There is an emerging consensus that password-based authentication and authorization for humans is woefully inadequate to secure our critical digital infrastructure.

As a result, organizations are increasingly implementing “passwordless” solutions for their employees that rely on integration with SSO providers and leverage popular, secure, and widely available hardware-based solutions like Apple Touch ID and Face ID for access.

However, while they both outnumber humans and have the capacity to create more widespread damage due to scale and automation, machines are still frequently using outdated security methods like passwords to gain access to critical systems.

These methods include but are not limited to:

• Use of static credentials, such as API keys (“passwords for machines”)
• Reliance on shared credentials when the same key is used by different services
• Reliance on perimeter security, when only the network boundary is protected.

Towards a unified notion of identity for humans and machines

If passwords are insufficient to protect applications and infrastructure resources for humans, we need to acknowledge that they are even worse for machines. But what should we replace them with? Without fingertips or a face, Touch ID and Face ID are non-starters.

I believe the answer is short-lived, cryptographically secure certificates. Every machine and every microservice running on it must receive a certificate and use it to communicate with others.
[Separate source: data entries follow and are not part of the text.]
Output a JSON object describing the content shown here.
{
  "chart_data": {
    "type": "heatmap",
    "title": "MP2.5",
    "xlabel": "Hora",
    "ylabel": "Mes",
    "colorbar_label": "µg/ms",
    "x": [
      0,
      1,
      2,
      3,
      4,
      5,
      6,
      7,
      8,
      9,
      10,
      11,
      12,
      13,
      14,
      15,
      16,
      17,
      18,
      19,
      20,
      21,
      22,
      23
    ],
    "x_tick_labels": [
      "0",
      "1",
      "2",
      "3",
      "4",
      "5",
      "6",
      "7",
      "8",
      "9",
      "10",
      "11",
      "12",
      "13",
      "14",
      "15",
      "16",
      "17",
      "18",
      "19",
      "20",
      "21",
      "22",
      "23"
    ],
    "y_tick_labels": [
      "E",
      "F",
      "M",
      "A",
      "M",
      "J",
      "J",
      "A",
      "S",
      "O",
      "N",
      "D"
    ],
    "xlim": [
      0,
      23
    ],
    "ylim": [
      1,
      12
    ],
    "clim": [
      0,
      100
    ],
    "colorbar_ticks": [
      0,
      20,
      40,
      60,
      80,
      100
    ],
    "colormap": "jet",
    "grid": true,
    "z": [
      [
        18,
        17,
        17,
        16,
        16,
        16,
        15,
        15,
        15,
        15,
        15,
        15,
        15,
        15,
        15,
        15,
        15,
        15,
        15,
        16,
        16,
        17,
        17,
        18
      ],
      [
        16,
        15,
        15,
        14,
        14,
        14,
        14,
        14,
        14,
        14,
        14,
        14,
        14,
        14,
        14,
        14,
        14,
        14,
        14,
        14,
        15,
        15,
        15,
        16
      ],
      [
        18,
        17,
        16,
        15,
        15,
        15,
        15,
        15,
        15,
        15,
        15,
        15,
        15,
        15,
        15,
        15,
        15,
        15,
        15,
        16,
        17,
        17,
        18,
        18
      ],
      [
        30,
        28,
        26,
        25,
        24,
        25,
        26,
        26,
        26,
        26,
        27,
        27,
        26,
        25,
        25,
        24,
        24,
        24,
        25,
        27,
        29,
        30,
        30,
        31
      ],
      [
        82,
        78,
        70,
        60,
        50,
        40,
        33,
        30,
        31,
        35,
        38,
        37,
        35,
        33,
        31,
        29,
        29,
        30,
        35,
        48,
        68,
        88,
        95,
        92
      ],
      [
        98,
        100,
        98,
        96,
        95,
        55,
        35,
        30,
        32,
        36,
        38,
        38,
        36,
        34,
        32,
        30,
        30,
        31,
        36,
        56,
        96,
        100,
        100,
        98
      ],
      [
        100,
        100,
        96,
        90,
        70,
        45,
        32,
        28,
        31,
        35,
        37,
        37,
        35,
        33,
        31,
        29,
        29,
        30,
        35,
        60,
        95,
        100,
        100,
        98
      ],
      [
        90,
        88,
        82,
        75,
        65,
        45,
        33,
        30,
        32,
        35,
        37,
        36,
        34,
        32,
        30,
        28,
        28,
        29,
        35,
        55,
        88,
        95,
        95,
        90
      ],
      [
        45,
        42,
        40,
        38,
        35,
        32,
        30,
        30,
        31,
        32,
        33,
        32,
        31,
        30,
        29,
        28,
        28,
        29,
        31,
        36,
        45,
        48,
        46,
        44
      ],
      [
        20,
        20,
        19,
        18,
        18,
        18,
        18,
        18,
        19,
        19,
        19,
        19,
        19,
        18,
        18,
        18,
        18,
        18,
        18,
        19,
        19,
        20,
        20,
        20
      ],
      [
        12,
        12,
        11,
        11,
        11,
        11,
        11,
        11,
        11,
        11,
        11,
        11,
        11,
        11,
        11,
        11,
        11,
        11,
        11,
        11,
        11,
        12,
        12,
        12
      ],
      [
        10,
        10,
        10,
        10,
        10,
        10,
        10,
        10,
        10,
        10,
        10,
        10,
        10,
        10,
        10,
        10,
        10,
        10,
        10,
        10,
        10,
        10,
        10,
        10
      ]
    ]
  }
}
A certificate is superior to other forms of authentication and authorization in multiple ways.

First, it contains metadata about the identity of its owner. This allows production machines to assume a different identity from the staging or testing fleet. A certificate allows for highly granular access, so the “blast radius” from a compromised microservice will be limited only to resources accessible to that microservice. Certificates also expire automatically, so the loss of a certificate will limit the exposure even further.

Certificates are not new. They adhere to the open standard called X.509 and are already widely used to protect you when you visit sites like this one. The little lock in the address bar of your browser is the result of a Certificate Authority confirming that the website is encrypting traffic and has a valid SSL/TLS certificate. The certificate prevents a phony website from impersonating a legit one. Let’s Encrypt is the most popular way to generate these certificates for websites and is currently used by over 260 million websites worldwide.
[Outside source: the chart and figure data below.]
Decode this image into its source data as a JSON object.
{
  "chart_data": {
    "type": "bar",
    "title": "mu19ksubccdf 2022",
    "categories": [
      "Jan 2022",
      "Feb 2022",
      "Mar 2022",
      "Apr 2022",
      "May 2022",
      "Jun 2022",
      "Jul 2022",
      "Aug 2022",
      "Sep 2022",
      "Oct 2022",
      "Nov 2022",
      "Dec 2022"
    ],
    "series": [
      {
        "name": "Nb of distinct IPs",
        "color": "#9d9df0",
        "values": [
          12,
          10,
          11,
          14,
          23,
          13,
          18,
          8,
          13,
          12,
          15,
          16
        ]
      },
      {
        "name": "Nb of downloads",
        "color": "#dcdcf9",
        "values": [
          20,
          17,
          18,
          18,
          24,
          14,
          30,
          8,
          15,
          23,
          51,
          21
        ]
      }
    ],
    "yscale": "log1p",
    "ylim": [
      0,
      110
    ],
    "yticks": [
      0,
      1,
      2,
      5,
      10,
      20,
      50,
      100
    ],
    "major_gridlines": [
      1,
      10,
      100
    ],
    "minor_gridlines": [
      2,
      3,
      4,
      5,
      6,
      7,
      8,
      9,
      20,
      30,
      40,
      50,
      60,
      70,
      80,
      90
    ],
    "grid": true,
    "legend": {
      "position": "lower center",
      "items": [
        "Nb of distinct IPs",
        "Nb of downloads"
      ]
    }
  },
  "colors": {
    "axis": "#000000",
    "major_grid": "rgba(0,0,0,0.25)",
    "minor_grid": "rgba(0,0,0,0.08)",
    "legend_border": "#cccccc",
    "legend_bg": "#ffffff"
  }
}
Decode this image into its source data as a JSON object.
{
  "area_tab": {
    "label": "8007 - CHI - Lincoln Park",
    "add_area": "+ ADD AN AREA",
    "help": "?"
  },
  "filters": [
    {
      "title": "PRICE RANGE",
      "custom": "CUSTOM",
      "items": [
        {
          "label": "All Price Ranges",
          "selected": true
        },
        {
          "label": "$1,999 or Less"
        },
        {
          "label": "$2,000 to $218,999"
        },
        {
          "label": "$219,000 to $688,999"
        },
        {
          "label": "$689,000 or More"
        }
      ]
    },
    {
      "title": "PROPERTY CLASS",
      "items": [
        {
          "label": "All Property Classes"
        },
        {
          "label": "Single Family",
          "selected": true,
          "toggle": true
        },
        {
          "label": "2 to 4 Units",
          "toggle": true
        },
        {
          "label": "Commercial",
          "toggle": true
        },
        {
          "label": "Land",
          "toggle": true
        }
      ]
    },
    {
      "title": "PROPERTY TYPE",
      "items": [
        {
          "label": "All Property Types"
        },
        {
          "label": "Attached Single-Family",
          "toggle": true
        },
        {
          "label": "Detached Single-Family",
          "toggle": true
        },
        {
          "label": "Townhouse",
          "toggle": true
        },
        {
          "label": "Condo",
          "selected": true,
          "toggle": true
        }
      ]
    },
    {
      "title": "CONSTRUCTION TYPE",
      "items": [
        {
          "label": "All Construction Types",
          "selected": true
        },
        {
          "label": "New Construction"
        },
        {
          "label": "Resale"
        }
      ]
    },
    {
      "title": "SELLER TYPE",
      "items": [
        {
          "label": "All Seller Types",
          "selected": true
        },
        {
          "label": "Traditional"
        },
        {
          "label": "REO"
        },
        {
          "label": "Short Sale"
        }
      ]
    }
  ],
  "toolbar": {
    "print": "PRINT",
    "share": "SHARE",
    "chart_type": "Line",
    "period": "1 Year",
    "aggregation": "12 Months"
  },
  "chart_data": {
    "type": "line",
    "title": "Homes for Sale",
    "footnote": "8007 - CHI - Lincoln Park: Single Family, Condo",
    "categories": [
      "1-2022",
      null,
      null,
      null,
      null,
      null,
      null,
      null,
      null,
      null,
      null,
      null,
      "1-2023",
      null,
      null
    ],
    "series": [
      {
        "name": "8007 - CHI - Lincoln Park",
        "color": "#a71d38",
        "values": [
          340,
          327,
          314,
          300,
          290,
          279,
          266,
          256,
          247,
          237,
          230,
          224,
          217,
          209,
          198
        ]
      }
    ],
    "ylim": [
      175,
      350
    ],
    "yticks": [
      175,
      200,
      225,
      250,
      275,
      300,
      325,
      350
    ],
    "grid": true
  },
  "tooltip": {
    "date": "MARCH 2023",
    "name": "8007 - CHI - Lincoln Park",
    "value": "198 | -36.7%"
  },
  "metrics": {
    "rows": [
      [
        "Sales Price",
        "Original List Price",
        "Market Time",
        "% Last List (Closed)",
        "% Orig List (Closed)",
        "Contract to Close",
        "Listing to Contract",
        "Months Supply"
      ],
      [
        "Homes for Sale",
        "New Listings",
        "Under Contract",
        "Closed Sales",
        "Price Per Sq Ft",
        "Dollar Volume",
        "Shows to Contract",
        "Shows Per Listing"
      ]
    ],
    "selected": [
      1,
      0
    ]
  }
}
We need to adopt certificates for all forms of machine-to-machine communications. Like Let’s Encrypt, this system should be open-source so anyone can use it regardless of ability to pay. It should be trivial to request, distribute, and renew certificates that uniquely identify a machine.

If all machines have an identity, organizations can manage access to infrastructure with one passwordless system that treats people and machines the same way. This simplicity is not only more secure since complexity is the most common cause of insecurity, but it also dramatically simplifies implementation. For example, companies already have rules that prevent an intern from being able to access root on a production server. Now, they can have a rule that dictates that a CI/CD bot should not be able to login to a production database. Both users can be authenticated with the same technique (short-lived certificates), authorized using the same catalog of roles, and audited with the same logging and monitoring solutions.

Making the world a safer place

The joy of being a human is increasingly mediated by machines. Maybe you are singing happy birthday via Zoom to a distant relative, or opening a college savings account for a grandchild. None of this is possible without a vast fleet of servers spread across the world. We all deserve to know that the machines making up this network have an identity, and that their identity is used to explicitly authorize and audit their actions. By moving machine identity out of the shadows, the world will be a safer place.